The human body is the ultimate machine, as it will adapt to any change we thrust upon it.  This adaption is the obstacle to creating a new, healthier you.  Therefore, we must shock or manipulate our bodies periodically, to develop the change you have been striving for.  These are the tenets for the CHRIS system.

C – Clean Eating Lifestyle Eat food that is straight from nature, off a tree, bush, plant or vine. Eat meats that are whole and straight from the butcher.  You would be surprised what’s in prepackaged meat. Eat grains that are still complete and have not been broken down into “paste,” such as brown rice, whole wheat and other whole grains. Eat fewer ingredients. Try not to purchase foods that have more than five ingredients and be sure you recognize each and every ingredient. Eat five to six small meals per day, this lessens the digestive process and ensures a continual supply of nutrients.

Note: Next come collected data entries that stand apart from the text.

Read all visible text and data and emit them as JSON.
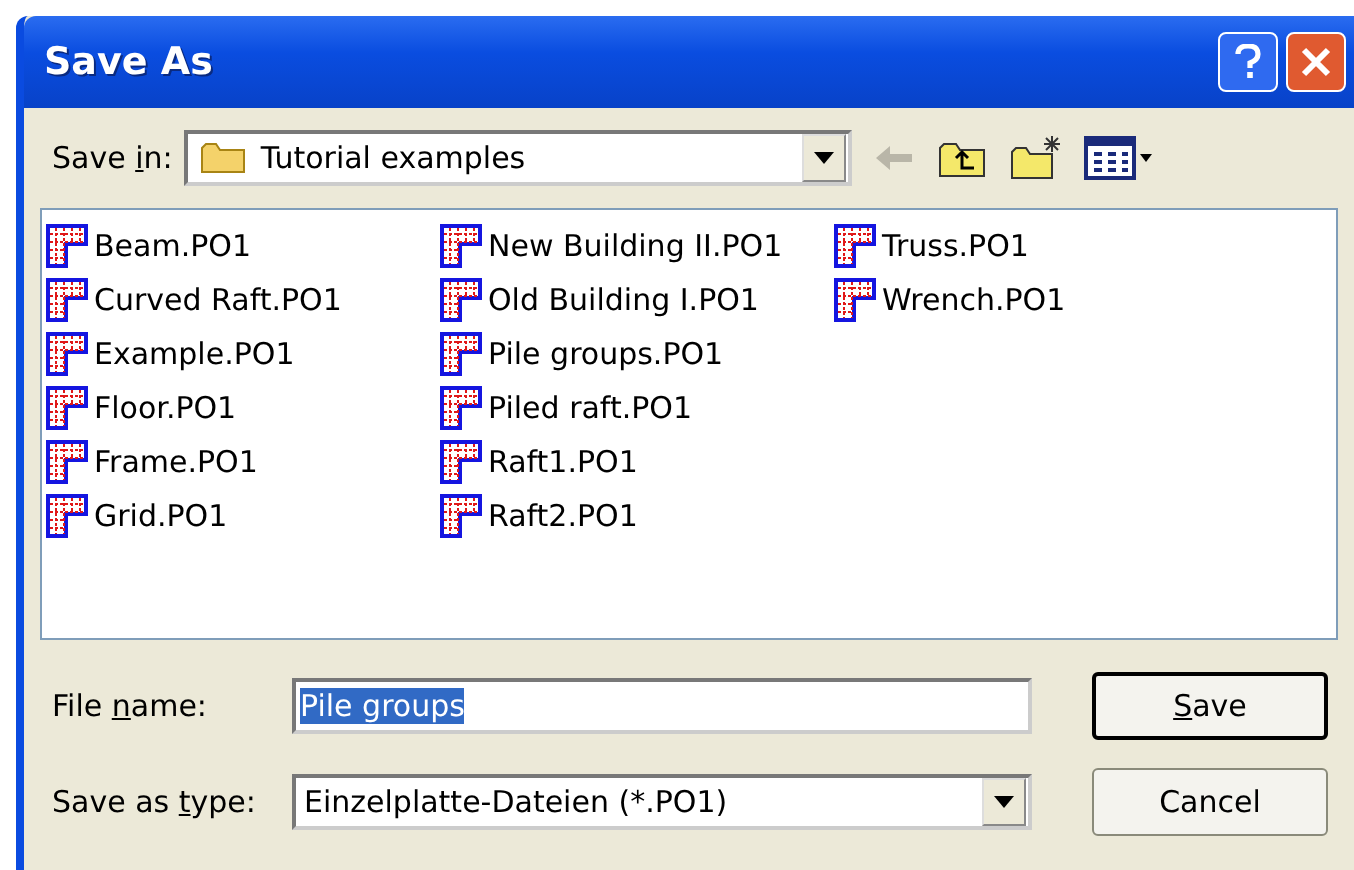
{
  "window": {
    "title": "Save As"
  },
  "save_in": {
    "label": {
      "before": "Save ",
      "key": "i",
      "after": "n:"
    },
    "value": "Tutorial examples"
  },
  "files": [
    {
      "name": "Beam.PO1"
    },
    {
      "name": "Curved Raft.PO1"
    },
    {
      "name": "Example.PO1"
    },
    {
      "name": "Floor.PO1"
    },
    {
      "name": "Frame.PO1"
    },
    {
      "name": "Grid.PO1"
    },
    {
      "name": "New Building II.PO1"
    },
    {
      "name": "Old Building I.PO1"
    },
    {
      "name": "Pile groups.PO1"
    },
    {
      "name": "Piled raft.PO1"
    },
    {
      "name": "Raft1.PO1"
    },
    {
      "name": "Raft2.PO1"
    },
    {
      "name": "Truss.PO1"
    },
    {
      "name": "Wrench.PO1"
    }
  ],
  "file_name": {
    "label": {
      "before": "File ",
      "key": "n",
      "after": "ame:"
    },
    "value": "Pile groups"
  },
  "save_as_type": {
    "label": {
      "before": "Save as ",
      "key": "t",
      "after": "ype:"
    },
    "value": "Einzelplatte-Dateien (*.PO1)"
  },
  "buttons": [
    {
      "label": {
        "key": "S",
        "after": "ave"
      },
      "default": true
    },
    {
      "label": {
        "before": "Cancel"
      },
      "default": false
    }
  ]
}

H – High Fiber Breakfast cereals can be a good source of fiber. Some fruits and vegetables are particularly helpful in treating constipation.  For those who do not like high-fiber foods, such as fruits, beans, and vegetables, a good source of fiber is unprocessed wheat bran; one to two tablespoons can be mixed with food or a protein shake.  Fiber can lower the risk of developing certain health conditions: heart disease, cancer, diabetes and many other health issues, due to removing the intoxicants and waste quicker from your intestinal tract. The recommended consumption for the average adult over 50 years of age is 21g for women and 30g for men. For those under 50, the amounts are 25g for women, 38g for men.

R – Rest is as important as training A common mistake many athletes make is over-training.  While it is true you must work hard to improve performance, lose weight, or develop a more tone physique, over-training and not adding proper rest into your program can make you weaker. Rest is how you become stronger.  Improvement only occurs during the rest period following training.  Sufficient rest must be included in a training program for regeneration to occur. So enjoy that day off at least once every five days.

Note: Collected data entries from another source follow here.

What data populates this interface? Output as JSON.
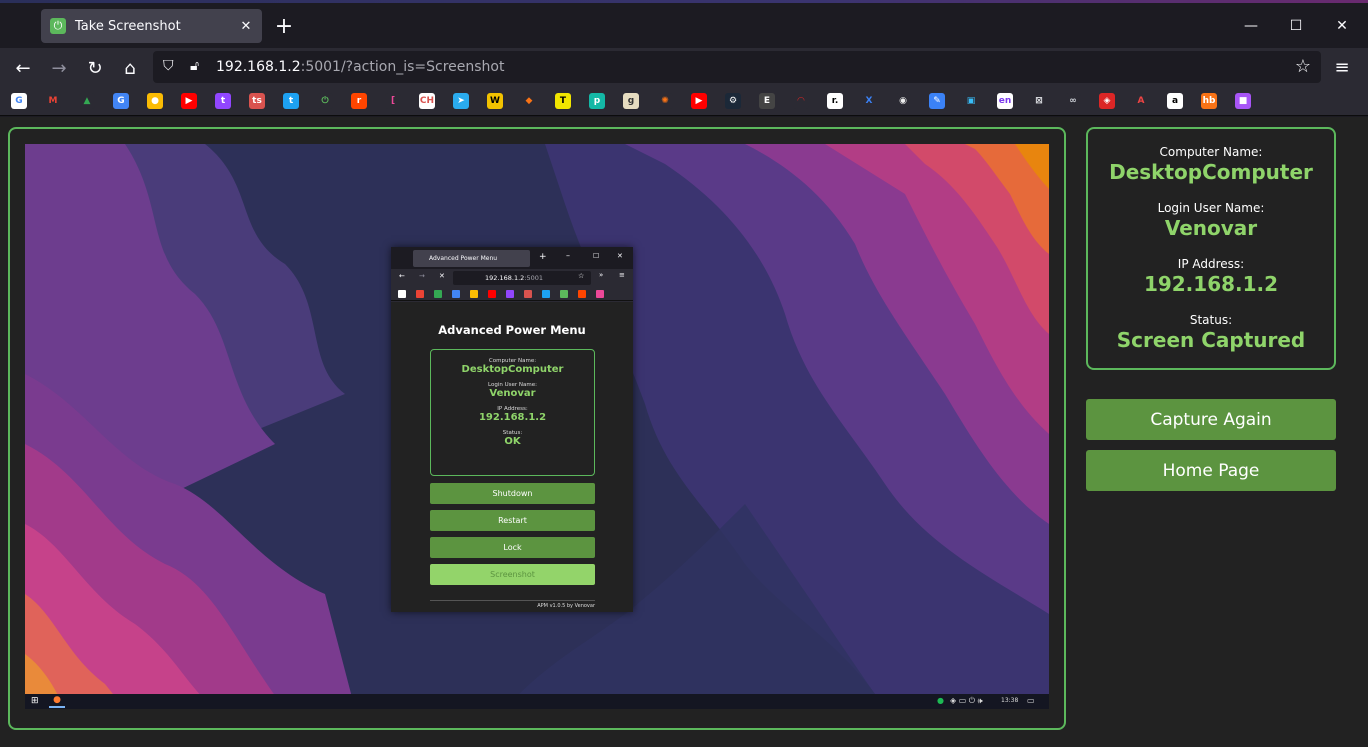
{
  "browser": {
    "tab_title": "Take Screenshot",
    "tab_close": "✕",
    "new_tab": "+",
    "url_host": "192.168.1.2",
    "url_rest": ":5001/?action_is=Screenshot",
    "window_controls": {
      "minimize": "—",
      "maximize": "☐",
      "close": "✕"
    },
    "nav_icons": [
      "back-icon",
      "forward-icon",
      "reload-icon",
      "home-icon"
    ],
    "bookmarks": [
      {
        "icon": "google-icon",
        "glyph": "G",
        "color": "#ffffff",
        "fg": "#4285f4"
      },
      {
        "icon": "gmail-icon",
        "glyph": "M",
        "color": "#2b2a33",
        "fg": "#ea4335"
      },
      {
        "icon": "drive-icon",
        "glyph": "▲",
        "color": "#2b2a33",
        "fg": "#34a853"
      },
      {
        "icon": "translate-icon",
        "glyph": "G",
        "color": "#4285f4",
        "fg": "#ffffff"
      },
      {
        "icon": "keep-icon",
        "glyph": "●",
        "color": "#fbbc04",
        "fg": "#ffffff"
      },
      {
        "icon": "youtube-icon",
        "glyph": "▶",
        "color": "#ff0000",
        "fg": "#ffffff"
      },
      {
        "icon": "twitch-icon",
        "glyph": "t",
        "color": "#9146ff",
        "fg": "#ffffff"
      },
      {
        "icon": "ts-icon",
        "glyph": "ts",
        "color": "#d9534f",
        "fg": "#ffffff"
      },
      {
        "icon": "twitter-icon",
        "glyph": "t",
        "color": "#1da1f2",
        "fg": "#ffffff"
      },
      {
        "icon": "power-icon",
        "glyph": "⏻",
        "color": "#2b2a33",
        "fg": "#5cb85c"
      },
      {
        "icon": "reddit-icon",
        "glyph": "r",
        "color": "#ff4500",
        "fg": "#ffffff"
      },
      {
        "icon": "bracket-icon",
        "glyph": "[",
        "color": "#2b2a33",
        "fg": "#ec4899"
      },
      {
        "icon": "ch-icon",
        "glyph": "CH",
        "color": "#ffffff",
        "fg": "#d9534f"
      },
      {
        "icon": "telegram-icon",
        "glyph": "➤",
        "color": "#2aabee",
        "fg": "#ffffff"
      },
      {
        "icon": "w-icon",
        "glyph": "W",
        "color": "#f2c200",
        "fg": "#000000"
      },
      {
        "icon": "brave-icon",
        "glyph": "◆",
        "color": "#2b2a33",
        "fg": "#f97316"
      },
      {
        "icon": "t-yellow-icon",
        "glyph": "T",
        "color": "#f2e600",
        "fg": "#000000"
      },
      {
        "icon": "p-icon",
        "glyph": "p",
        "color": "#14b8a6",
        "fg": "#ffffff"
      },
      {
        "icon": "g-beige-icon",
        "glyph": "g",
        "color": "#e6dcc0",
        "fg": "#333333"
      },
      {
        "icon": "sun-icon",
        "glyph": "✺",
        "color": "#2b2a33",
        "fg": "#f97316"
      },
      {
        "icon": "youtube-music-icon",
        "glyph": "▶",
        "color": "#ff0000",
        "fg": "#ffffff"
      },
      {
        "icon": "steam-icon",
        "glyph": "⚙",
        "color": "#1b2838",
        "fg": "#ffffff"
      },
      {
        "icon": "epic-icon",
        "glyph": "E",
        "color": "#444444",
        "fg": "#ffffff"
      },
      {
        "icon": "speedometer-icon",
        "glyph": "◠",
        "color": "#2b2a33",
        "fg": "#dc2626"
      },
      {
        "icon": "r-icon",
        "glyph": "r.",
        "color": "#ffffff",
        "fg": "#000000"
      },
      {
        "icon": "tiles-icon",
        "glyph": "X",
        "color": "#2b2a33",
        "fg": "#3b82f6"
      },
      {
        "icon": "penguin-icon",
        "glyph": "◉",
        "color": "#2b2a33",
        "fg": "#eeeeee"
      },
      {
        "icon": "wrench-icon",
        "glyph": "✎",
        "color": "#3b82f6",
        "fg": "#ffffff"
      },
      {
        "icon": "frame-icon",
        "glyph": "▣",
        "color": "#2b2a33",
        "fg": "#38bdf8"
      },
      {
        "icon": "en-icon",
        "glyph": "en",
        "color": "#ffffff",
        "fg": "#7c3aed"
      },
      {
        "icon": "grid-icon",
        "glyph": "⊠",
        "color": "#2b2a33",
        "fg": "#e5e7eb"
      },
      {
        "icon": "glasses-icon",
        "glyph": "∞",
        "color": "#2b2a33",
        "fg": "#d1d5db"
      },
      {
        "icon": "shield-red-icon",
        "glyph": "◈",
        "color": "#dc2626",
        "fg": "#ffffff"
      },
      {
        "icon": "a-icon",
        "glyph": "A",
        "color": "#2b2a33",
        "fg": "#ef4444"
      },
      {
        "icon": "amazon-icon",
        "glyph": "a",
        "color": "#ffffff",
        "fg": "#000000"
      },
      {
        "icon": "hb-icon",
        "glyph": "hb",
        "color": "#f97316",
        "fg": "#ffffff"
      },
      {
        "icon": "purple-icon",
        "glyph": "■",
        "color": "#a855f7",
        "fg": "#ffffff"
      }
    ]
  },
  "screenshot": {
    "mini_tab_title": "Advanced Power Menu",
    "mini_url_host": "192.168.1.2",
    "mini_url_rest": ":5001",
    "title": "Advanced Power Menu",
    "computer_name_label": "Computer Name:",
    "computer_name": "DesktopComputer",
    "user_label": "Login User Name:",
    "user": "Venovar",
    "ip_label": "IP Address:",
    "ip": "192.168.1.2",
    "status_label": "Status:",
    "status": "OK",
    "buttons": [
      "Shutdown",
      "Restart",
      "Lock",
      "Screenshot"
    ],
    "footer": "APM v1.0.5 by Venovar",
    "clock": "13:38"
  },
  "info": {
    "computer_name_label": "Computer Name:",
    "computer_name": "DesktopComputer",
    "user_label": "Login User Name:",
    "user": "Venovar",
    "ip_label": "IP Address:",
    "ip": "192.168.1.2",
    "status_label": "Status:",
    "status": "Screen Captured"
  },
  "actions": {
    "capture_again": "Capture Again",
    "home_page": "Home Page"
  },
  "colors": {
    "accent": "#5cb85c",
    "value_green": "#8fd46a",
    "button_green": "#5c9440"
  }
}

I – Introduce a “Re-Feed” day once-a-week Re-feeding consists of adding 25% more calories than required for maintenance for a day.  The higher you decide to bring your calories, the shorter period of time you will want to re-feed for.  Re-feeds help boost a hormone called leptin, which is the “mother” of all fat-burning hormones.  As one diets, leptin levels drop, in an attempt by the body to spare body fat. Periodic, proper re-feeding can raise leptin levels and help one continue to burn fat an optimum rate.

S – Strength Training Strength training will help you lose more fat than you’ll gain in muscle. As you add muscle from strength training, your resting metabolism will increase, so you’ll burn more calories all day long. Strength training will reduce your risk of diabetes. Adult-onset diabetes is a growing problem for women and men. Research indicates that weight training can increase glucose utilization in the body by 23 percent in four months. Strength training will fight heart disease. Strength training will improve your cholesterol profile and blood pressure, according to recent research. Of course, your exercise program should also include cardiovascular exercise and flexibility training.

Following these five simple guidelines with both persistence and time, will guide you toward the new you.